2006.02.25

『なつのゆきだるま』G.ジオン/M.B.グレアム

はかない存在だからこそ
ゆきだるまって、特別なんだ。

なつのゆきだるま

冬の最後の雪の日に、ちいさなちいさなゆきだるまを作ったヘンリー。おつきさまがゆきだるまを溶かしてしまうんじゃないかと心配で、夜も眠れない。そこでいいことを思いついたんだ。ヘンリーは、夏になってもゆきだるまをとっておくことに成功した。独立記念日、町の人たちみんなにそのゆきだるまを見せたんだけど……。

* * * * *

今年の1月に大雪が降った時に作ったゆきだるまを、わが家の長男はヘンリーと同じようにしてとっておいています。ちょうど同じ体験をした後だったからでしょうか、読んでいるとぐいぐい話に引き込まれているのが手に取るようにわかりました。途中まですごくうれしそうに聞いていたのですが、夏になってヘンリーがみんなにゆきだるまを見せている間のゆきだるまの変化に「あああーっ……」としょんぼり。でもそんな起伏もすごく面白かったようで、読み終えてすぐに「もう1回よんでほしいなー」とリクエストしていました。

『どろんこハリー』>>amazon でおなじみの名コンビの絵本。
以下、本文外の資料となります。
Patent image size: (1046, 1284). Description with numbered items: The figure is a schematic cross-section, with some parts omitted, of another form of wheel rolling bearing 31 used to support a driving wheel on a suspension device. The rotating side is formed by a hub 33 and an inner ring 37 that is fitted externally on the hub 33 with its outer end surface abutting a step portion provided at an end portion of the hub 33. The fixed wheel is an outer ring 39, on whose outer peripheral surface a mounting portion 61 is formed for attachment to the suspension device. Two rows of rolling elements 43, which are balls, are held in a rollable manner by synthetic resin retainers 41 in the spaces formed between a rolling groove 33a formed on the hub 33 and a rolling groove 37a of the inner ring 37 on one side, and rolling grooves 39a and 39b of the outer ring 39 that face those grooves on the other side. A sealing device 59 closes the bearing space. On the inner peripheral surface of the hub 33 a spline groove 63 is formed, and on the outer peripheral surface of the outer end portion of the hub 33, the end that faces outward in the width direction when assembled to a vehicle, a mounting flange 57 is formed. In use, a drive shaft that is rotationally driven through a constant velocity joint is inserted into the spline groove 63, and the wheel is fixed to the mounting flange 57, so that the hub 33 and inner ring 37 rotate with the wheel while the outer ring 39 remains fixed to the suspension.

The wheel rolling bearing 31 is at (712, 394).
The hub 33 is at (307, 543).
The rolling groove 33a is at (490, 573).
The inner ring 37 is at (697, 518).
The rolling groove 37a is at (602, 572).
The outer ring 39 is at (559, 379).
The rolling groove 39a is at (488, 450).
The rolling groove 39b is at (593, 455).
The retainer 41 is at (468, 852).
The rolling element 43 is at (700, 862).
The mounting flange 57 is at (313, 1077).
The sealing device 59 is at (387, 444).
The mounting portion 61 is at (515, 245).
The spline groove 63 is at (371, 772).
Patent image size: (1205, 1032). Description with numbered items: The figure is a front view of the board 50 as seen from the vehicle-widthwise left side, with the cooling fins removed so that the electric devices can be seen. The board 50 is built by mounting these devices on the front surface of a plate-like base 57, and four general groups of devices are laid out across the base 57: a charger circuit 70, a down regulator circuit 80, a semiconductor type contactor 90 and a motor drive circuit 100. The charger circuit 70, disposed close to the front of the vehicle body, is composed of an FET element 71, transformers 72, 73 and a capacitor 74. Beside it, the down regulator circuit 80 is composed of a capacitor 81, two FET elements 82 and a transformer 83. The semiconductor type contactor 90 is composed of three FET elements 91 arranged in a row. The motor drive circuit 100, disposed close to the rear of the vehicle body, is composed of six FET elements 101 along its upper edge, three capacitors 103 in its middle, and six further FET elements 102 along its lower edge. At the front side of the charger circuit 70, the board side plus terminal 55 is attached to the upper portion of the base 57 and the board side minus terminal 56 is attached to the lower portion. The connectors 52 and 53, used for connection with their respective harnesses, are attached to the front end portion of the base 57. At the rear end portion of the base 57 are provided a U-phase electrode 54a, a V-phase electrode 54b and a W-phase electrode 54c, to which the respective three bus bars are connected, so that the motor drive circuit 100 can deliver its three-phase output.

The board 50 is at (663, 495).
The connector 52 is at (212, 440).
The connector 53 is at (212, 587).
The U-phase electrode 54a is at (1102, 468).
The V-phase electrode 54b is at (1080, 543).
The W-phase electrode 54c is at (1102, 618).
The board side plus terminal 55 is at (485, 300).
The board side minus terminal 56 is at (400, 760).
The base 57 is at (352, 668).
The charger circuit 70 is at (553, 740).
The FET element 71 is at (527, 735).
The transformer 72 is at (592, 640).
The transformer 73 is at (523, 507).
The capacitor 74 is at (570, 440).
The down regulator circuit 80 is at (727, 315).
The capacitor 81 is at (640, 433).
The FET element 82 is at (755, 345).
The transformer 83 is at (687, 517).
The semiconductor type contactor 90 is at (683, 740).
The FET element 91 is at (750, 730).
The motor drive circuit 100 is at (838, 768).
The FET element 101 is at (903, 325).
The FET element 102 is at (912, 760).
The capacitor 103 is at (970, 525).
モノクロのペン画を基調に淡い黄色や赤、青などでうっすらと色づけをしただけの、もしかすると少々地味に感じるかもしれない色彩ですが、グレアムの描くキュートな登場人物たちが表情豊かに動き回る画面にあっては、そんなことは気になりません。控えめな色彩はむしろ想像力を働かせるにはもってこい。とりわけ月夜のゆきだるまの様子は、そのシンプルな色彩がとてもよい雰囲気を醸し出しています。

読み聞かせは3、4歳ごろからかな?
雪降る冬にも暑い夏にも楽しめる絵本です。

オススメ度
よん(母)------------------> ★★★
ルンバ(長男/5歳3カ月)-> ★★★
パルタ(次男/2歳2カ月)-> ★★★

▼『なつのゆきだるま』>>amazon | >>bk1
▽ジーン・ジオン(文) マーガレット・ブロイ・グレアム(絵) ふしみみさお(訳)/岩波書店(2003/10/21 原著“THE SUMMER SNOWMAN”は1955)/印刷:半七印刷/製本:牧製本
▽かな/32ページ/

▽ジーン・ジオン(Gene Zion,1913-75)プロフィール:アメリカのニューヨーク生まれ。妻のマーガレット・ブロイ・グレアムとともに十数册の絵本を作った。『どろんこハリー』『うみべのハリー』『はちうえはぼくにまかせて』など、素朴な発想をもとにしたお話で親しまれている。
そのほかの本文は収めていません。